The king was furious and expressed his feeling that the rich man in Nathans story [vv.1-4] deserved to die v.5. However, David did not order the rich man to be executed. Instead, he pronounced an official judgment based on the law of Moses. Exodus 22:1 indicates that a thief must make restitution of “four sheep for the sheep.” David knew the Law of God.
David sentenced the rich man to pay four lambs to the poor man in restitution for the one lamb that was taken and slaughtered. David said the rich man had been guilty of showing no pity toward a fellow Israelite in need; he “had no compassion”. David desired to inflict a greater punishment on the guilty man. Nevertheless, he would confine his verdict to the stipulations of the law. In doing so, David showed mercy to a sinner despite his emotional desire to put the rich man to death.

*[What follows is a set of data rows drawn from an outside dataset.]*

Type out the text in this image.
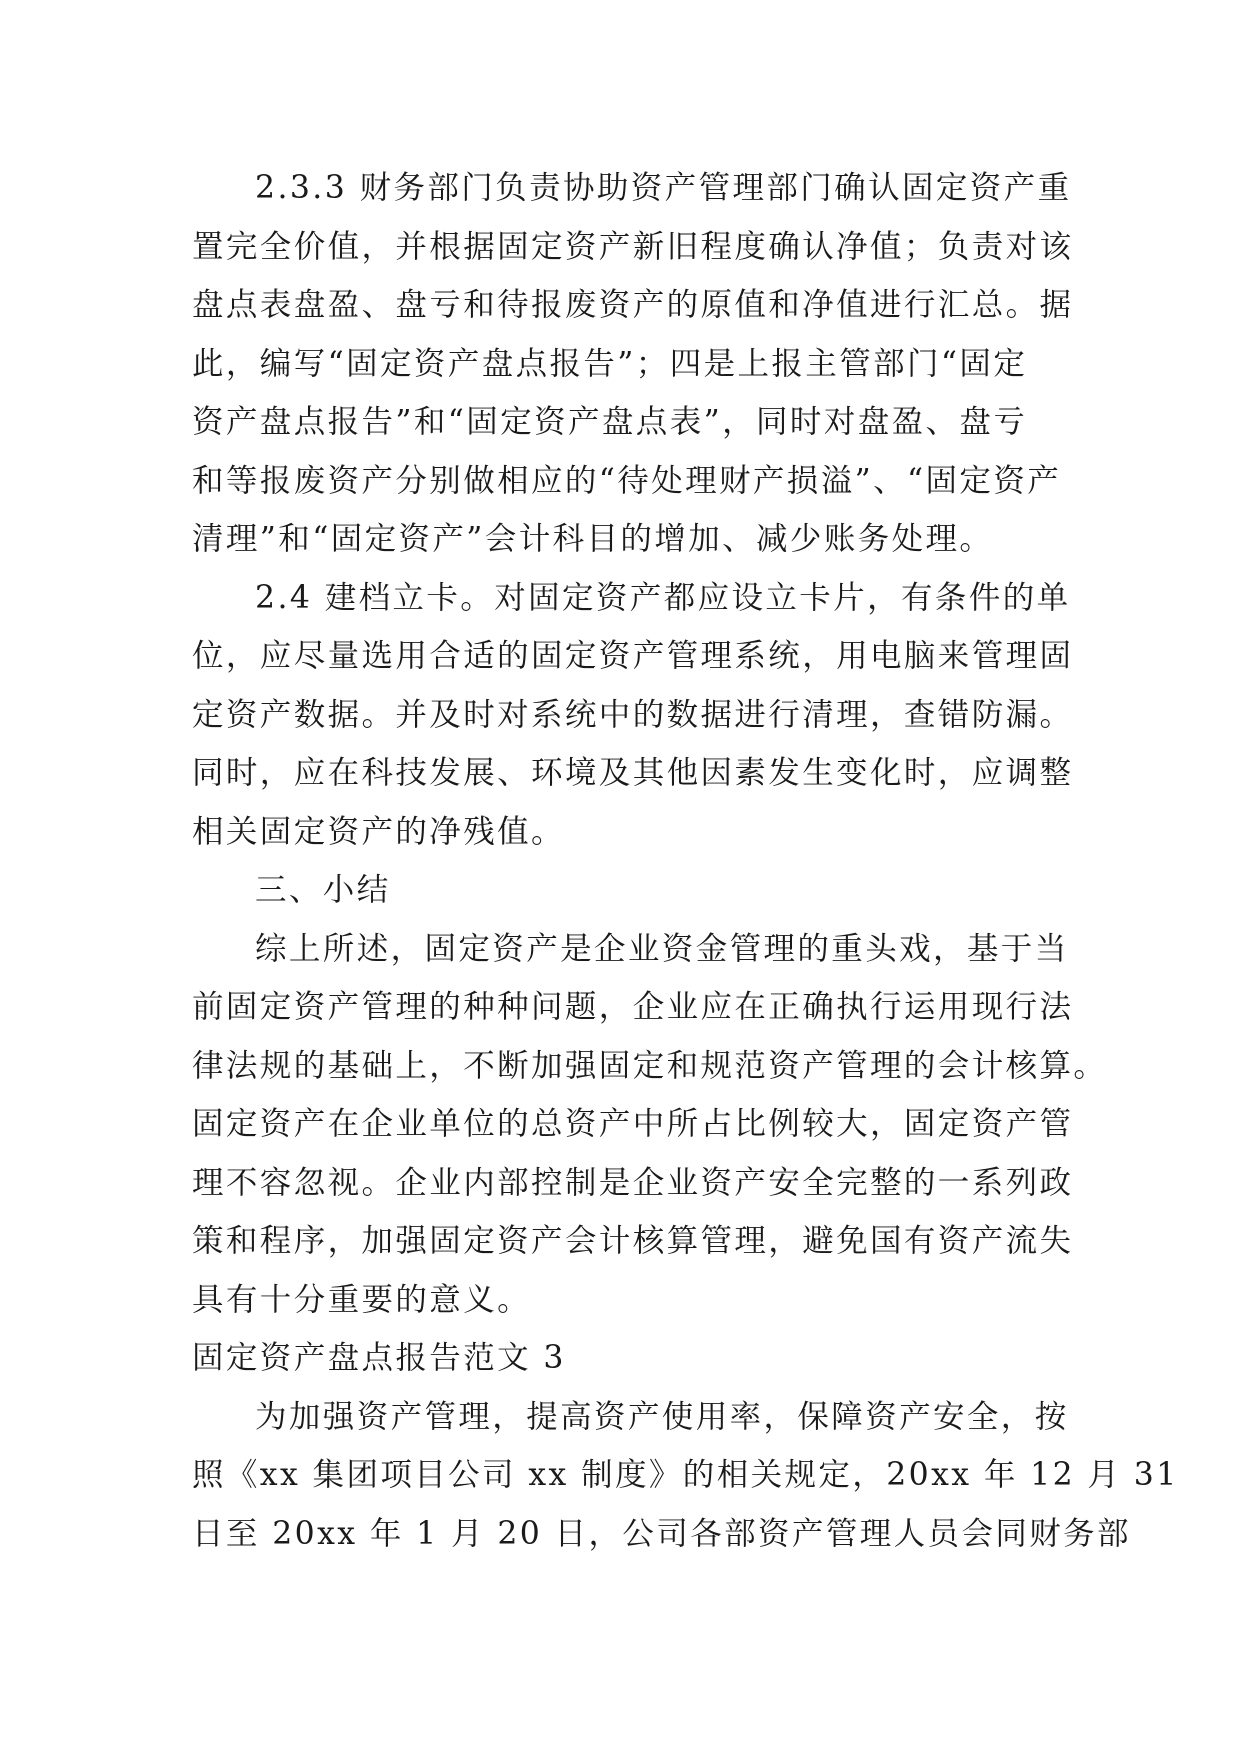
2.3.3 财务部门负责协助资产管理部门确认固定资产重
置完全价值，并根据固定资产新旧程度确认净值；负责对该
盘点表盘盈、盘亏和待报废资产的原值和净值进行汇总。据
此，编写“固定资产盘点报告”；四是上报主管部门“固定
资产盘点报告”和“固定资产盘点表”，同时对盘盈、盘亏
和等报废资产分别做相应的“待处理财产损溢”、“固定资产
清理”和“固定资产”会计科目的增加、减少账务处理。
2.4 建档立卡。对固定资产都应设立卡片，有条件的单
位，应尽量选用合适的固定资产管理系统，用电脑来管理固
定资产数据。并及时对系统中的数据进行清理，查错防漏。
同时，应在科技发展、环境及其他因素发生变化时，应调整
相关固定资产的净残值。
三、小结
综上所述，固定资产是企业资金管理的重头戏，基于当
前固定资产管理的种种问题，企业应在正确执行运用现行法
律法规的基础上，不断加强固定和规范资产管理的会计核算。
固定资产在企业单位的总资产中所占比例较大，固定资产管
理不容忽视。企业内部控制是企业资产安全完整的一系列政
策和程序，加强固定资产会计核算管理，避免国有资产流失
具有十分重要的意义。
固定资产盘点报告范文 3
为加强资产管理，提高资产使用率，保障资产安全，按
照《xx 集团项目公司 xx 制度》的相关规定，20xx 年 12 月 31
日至 20xx 年 1 月 20 日，公司各部资产管理人员会同财务部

Perhaps you can relate to the saying “Justice we want for others; mercy we want for ourselves.” Pointing out the sins of others comes easily to us. Admitting our own sins is far more difficult. As believers, we need to recognize that trying to hide our sins from God is impossible. Yet we should also be grateful that in Jesus, God provides undeserved mercy to us when confess. “9 If we confess our sins, he is faithful and righteous to forgive us our sins and to cleanse us from all unrighteousness” [1 John 1:8-10].
How can using stories from scripture or life help in confronting sinful behavior by others?